What made it different?

The thing that made peace offerings unique, and that every peace offering had in common, was that they were the only offerings that the common worshipper was allowed to eat a portion of. The portion had to be eaten within a set time of the sacrifice (Leviticus 7:15-18). A person who was unclean was not allowed to eat it (7:19-21). The worshipper was also not allowed to eat any fat or blood from this offering (3:17; 7:25-27)

 

Leviticus 4:1-5:13 – The Sin Offering

What was it? 

The animal being offered in the sin offering would change in value, depending on who was offering it, and what their relative wealth was like. The priests (Leviticus 4:3-12) and the congregation (4:13-21), were required to offer bulls. Leaders were required to offer male goats (4:22-26).
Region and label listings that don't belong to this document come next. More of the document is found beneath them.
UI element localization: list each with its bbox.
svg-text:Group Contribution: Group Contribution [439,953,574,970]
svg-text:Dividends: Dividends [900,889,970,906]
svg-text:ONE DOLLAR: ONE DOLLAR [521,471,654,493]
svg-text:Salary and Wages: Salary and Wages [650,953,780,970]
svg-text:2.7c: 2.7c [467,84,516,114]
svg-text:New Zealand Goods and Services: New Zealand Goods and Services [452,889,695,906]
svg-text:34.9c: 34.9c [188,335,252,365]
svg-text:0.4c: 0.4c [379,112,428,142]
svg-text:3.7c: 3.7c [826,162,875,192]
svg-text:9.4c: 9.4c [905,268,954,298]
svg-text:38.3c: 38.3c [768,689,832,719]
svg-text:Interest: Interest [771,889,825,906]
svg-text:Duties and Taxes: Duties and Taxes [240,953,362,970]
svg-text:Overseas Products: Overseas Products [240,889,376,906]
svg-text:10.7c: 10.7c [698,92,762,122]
Commoners would offer female goats or female lambs (4:27-35). If they were too poor for this, they could also offer birds (5:7-10), or even just a grain offering (5:11-13).

What made it different?

There were two possible procedures for the sin offering. Most sin offerings were offered in part on the altar, and the priests ate the remainder. However, if it was a bull, the blood of the animal was taken into the holy place of the tabernacle and sprinkled on the altar. The priests could not eat a portion of this animal. Instead, they were required to take the leftovers of the animal outside the camp and burn them (4:12, 21). The main difference is spelled out in Leviticus 7:24-30.

What was it for?

The term “sin offering” is intended as a “literal” translation, but it is a misleading name, because it suggests that this was the only sacrifice intended to deal with sin. Additionally, they were sometimes offered for things that weren’t actually sins (like childbirth). The most consistent feature for this offering in the OT is not its connection with sin, but rather its role in “cleansing” or “purification” (Leviticus 8:14-15; 12:6; 14:19; 15:15; Numbers 8:5-10; etc.). For this reason, “purification offering” is sometimes proposed as a better translation for the Hebrew word for this sacrifice. The main purpose of this offering was to purify and cleanse the defilements that come as a direct or indirect result of sin.

 

Leviticus 5:14-6:7 – The Guilt Offering

What was it? 

The terms “guilt offering” and “sin offering” are sometimes used interchangeably (Leviticus 5:6), suggesting there is some overlap in the use of these terms. However, the guilt offering proper is described in 5:14-6:7. The primary animal used for a guilt offering was a ram, but this was not exclusively the case in the OT (Leviticus 14:10; Numbers 6:9-12). Like the sin offering, the priests were permitted to eat a portion of it (Leviticus 7:1-10).

What was its purpose?

The main thing that makes the guilt offering different from all other offerings is the payment of money. In addition to the sacrifice of the animal, every guilt offering was accompanied with a payment of silver equal to 20% of the value of the animal being sacrificed (5:16; 6:5). The priest would determine the value of the animal, and the worshipper would pay a 20% tax. This suggests that the main function of the guilt offering is make a repayment for the cost of sin. For lack of a better description, it is like God is “suing” for damages. Sometimes, “restitution offering” or “reparation offering” are proposed as better translations for this term.

 

Conclusion

A survey of these offerings shows how sin is multi-faceted in its consequences and demands. For instance, while the sin offering cleansed the pollution of sin, the guilt offering pays the debt of sin. However, these offerings all give insight into different facets of the work of Jesus on the cross. The Christian might ask, “Which of these offerings foreshadows Christ?” The short answer would be “all of them.” We will explore these in more detail in later articles.